According to a legend, which spa staff readily tell clients, the healing properties of Naftalan’s “miraculous oil” were discovered by accident when a camel left to die near a pool of oil was cured.
The small town of Naftalan some 300 kilometers (185 miles) from the capital Baku became a popular health resort for Soviet citizens in the 1920s.
“In the past, when there weren’t any hotels or sanatoriums, people would come to Naftalan and stay with locals,” said one of the doctors at the Sehirli sanatorium, Fabil Azizov, sitting in her office under a portrait of strongman President Ilham Aliyev.
“But as time passed, sanatoriums were built and treatment methods developed.”
Some specialists warn the method has dangerous side effects.

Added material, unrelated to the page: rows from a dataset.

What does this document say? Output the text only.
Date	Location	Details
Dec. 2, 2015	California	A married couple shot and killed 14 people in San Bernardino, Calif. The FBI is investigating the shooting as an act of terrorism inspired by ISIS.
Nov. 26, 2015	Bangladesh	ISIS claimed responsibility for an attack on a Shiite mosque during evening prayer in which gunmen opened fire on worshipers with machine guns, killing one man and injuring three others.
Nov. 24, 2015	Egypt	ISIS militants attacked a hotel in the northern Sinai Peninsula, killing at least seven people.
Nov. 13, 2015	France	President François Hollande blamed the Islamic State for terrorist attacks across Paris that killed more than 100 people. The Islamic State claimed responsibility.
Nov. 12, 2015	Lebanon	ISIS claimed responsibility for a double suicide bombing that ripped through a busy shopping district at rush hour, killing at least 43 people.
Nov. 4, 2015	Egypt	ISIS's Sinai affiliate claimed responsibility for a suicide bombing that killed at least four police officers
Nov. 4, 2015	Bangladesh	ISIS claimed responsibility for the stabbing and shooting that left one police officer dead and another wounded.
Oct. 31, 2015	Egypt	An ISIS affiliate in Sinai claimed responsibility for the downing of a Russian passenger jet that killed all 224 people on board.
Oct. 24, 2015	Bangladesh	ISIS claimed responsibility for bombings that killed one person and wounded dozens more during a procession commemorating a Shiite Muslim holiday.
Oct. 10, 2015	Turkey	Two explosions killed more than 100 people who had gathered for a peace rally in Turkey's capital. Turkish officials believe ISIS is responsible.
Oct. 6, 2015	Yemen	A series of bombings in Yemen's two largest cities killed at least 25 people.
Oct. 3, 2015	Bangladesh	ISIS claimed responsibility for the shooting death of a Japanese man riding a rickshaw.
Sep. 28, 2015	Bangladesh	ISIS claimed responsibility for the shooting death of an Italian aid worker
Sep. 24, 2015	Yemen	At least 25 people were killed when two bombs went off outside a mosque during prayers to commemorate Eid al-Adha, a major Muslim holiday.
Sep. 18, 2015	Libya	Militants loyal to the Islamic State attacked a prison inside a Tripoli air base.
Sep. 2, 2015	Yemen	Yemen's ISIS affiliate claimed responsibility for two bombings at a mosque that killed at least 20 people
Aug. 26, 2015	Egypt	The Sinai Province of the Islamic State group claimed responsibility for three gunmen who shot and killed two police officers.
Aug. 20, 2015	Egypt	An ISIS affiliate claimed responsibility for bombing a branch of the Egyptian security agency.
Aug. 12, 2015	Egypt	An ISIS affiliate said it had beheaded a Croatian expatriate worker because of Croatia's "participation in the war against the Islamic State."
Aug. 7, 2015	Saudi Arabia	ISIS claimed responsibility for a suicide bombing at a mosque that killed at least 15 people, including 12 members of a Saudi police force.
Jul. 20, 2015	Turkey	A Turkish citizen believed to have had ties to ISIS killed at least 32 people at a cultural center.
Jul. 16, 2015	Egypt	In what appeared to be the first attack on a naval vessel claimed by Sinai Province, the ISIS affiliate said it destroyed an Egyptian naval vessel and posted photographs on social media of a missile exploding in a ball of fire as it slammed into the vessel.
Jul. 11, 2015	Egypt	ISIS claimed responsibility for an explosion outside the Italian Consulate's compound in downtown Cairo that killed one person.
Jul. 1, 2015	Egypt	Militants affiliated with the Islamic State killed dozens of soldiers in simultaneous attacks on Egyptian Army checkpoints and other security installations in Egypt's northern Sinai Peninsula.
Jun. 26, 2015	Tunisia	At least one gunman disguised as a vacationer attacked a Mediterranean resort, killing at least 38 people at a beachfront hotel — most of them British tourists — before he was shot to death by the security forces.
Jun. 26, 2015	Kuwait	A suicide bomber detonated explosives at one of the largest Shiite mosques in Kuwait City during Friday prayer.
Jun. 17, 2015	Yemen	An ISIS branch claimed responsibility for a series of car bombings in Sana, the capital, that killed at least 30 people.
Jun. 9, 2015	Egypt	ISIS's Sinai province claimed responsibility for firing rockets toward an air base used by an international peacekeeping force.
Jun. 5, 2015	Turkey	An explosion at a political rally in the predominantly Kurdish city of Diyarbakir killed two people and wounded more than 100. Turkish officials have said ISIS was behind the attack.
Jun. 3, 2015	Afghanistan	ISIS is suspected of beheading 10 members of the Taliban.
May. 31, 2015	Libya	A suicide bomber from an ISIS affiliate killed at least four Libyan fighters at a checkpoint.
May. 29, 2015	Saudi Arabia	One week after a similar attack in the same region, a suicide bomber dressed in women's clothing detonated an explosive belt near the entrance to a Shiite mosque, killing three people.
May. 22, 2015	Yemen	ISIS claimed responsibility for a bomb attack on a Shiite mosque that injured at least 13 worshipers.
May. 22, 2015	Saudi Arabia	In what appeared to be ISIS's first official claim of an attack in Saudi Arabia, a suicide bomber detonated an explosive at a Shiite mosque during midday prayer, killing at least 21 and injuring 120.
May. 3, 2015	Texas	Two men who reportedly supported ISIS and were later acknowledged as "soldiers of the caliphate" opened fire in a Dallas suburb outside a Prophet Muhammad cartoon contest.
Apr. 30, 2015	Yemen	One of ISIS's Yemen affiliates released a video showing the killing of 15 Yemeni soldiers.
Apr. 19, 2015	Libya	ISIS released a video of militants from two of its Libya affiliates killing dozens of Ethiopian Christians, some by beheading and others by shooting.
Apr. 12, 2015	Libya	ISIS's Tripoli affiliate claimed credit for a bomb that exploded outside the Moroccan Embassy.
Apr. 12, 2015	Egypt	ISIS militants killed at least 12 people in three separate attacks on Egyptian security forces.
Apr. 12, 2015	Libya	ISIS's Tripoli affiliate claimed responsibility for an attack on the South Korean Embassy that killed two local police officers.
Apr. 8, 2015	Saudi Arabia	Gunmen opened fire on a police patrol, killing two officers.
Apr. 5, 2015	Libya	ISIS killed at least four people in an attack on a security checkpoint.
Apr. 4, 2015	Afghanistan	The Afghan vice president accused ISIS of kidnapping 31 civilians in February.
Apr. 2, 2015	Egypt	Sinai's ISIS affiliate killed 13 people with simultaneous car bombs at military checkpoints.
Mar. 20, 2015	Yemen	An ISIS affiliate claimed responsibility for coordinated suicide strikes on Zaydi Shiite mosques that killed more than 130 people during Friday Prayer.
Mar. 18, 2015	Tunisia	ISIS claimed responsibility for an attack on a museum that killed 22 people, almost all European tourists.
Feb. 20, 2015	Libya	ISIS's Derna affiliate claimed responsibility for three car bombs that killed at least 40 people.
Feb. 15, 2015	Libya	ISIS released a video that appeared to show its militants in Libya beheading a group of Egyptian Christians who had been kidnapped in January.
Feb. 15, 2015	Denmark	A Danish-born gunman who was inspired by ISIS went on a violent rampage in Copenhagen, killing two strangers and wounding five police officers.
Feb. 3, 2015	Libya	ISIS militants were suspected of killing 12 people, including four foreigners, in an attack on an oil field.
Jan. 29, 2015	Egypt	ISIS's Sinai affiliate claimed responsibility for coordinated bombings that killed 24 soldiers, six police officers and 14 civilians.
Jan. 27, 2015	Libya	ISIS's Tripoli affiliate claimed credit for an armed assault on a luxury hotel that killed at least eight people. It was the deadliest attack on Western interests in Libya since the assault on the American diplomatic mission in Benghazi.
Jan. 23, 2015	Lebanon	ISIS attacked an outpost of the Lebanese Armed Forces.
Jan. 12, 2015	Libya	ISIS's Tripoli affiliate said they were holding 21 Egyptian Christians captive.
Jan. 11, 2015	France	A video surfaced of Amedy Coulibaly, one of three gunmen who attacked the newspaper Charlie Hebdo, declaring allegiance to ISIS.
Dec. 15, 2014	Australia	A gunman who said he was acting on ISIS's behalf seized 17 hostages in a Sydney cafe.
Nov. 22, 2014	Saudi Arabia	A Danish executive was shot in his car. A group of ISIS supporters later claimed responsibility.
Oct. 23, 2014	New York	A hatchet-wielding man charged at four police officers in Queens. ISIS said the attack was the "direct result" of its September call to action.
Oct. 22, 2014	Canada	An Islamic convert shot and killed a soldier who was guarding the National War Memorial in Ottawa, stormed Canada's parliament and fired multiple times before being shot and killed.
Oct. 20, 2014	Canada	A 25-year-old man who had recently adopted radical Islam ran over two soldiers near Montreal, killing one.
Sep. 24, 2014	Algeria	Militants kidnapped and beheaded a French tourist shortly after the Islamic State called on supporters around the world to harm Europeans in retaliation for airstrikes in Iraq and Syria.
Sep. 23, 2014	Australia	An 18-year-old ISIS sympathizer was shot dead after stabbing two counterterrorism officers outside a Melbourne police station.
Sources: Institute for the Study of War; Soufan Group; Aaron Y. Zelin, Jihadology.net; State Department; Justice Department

“Despite the stories of past cures, the use of crude oil for medicinal purposes has been condemned by Western doctors as potentially carcinogenic,” former journalist Maryam Omidi wrote in a 2017 book published in Britain about Soviet-era sanatoriums.
In fact, the oil at Naftalan is almost 50 percent naphthalene, a carcinogenic substance found in cigarette smoke and mothballs that in large amounts can damage or destroy red blood cells.
But doctors and patients at Naftalan brush aside any misgivings and the sanatorium even has a small museum displaying crutches that once belonged to patients who have recovered from their illnesses.
During its heyday in the 1980s, Naftalan would host more than 70,000 visitors a year.
But in 1988, a bloody war began with neighboring Armenia for the control of Azerbaijan’s separatist Nagorny Karabakh region, which unilaterally proclaimed independence from Baku in 1991.
The conflict claimed the lives of some 30,000 people from both sides and forced hundreds of thousands to flee their homes.
A 1994 cease-fire agreement ended hostilities, but the arch foes have yet to reach a definitive peace deal and there are frequent skirmishes along the volatile frontline.
During the war, the sanatoriums in Naftalan — a few kilometers from the frontline — were converted into hospitals for wounded soldiers and temporary accommodation for refugees.
Over the last two decades, the Azerbaijani authorities have worked hard to re-establish Naftalan’s reputation as a health resort.
They resettled refugees in other regions, demolished decrepit Soviet-era sanatoriums and built brand-new tourist facilities.
Modern Naftalan is a blend of kitsch-looking high-end spas where a week’s treatment costs some 1,000 euros, and modest sanatoriums where a week’s treatment costs around 100 euros.
The simmering Karabakh conflict may be out of sight, but guests can still feel uncomfortably close to the military action.
During one of the deadliest recent bouts of fighting in April 2016, “we heard gunshots,” said a member of staff at Naftalan’s luxurious Garabag spa, adding quickly that “everyone stayed on.”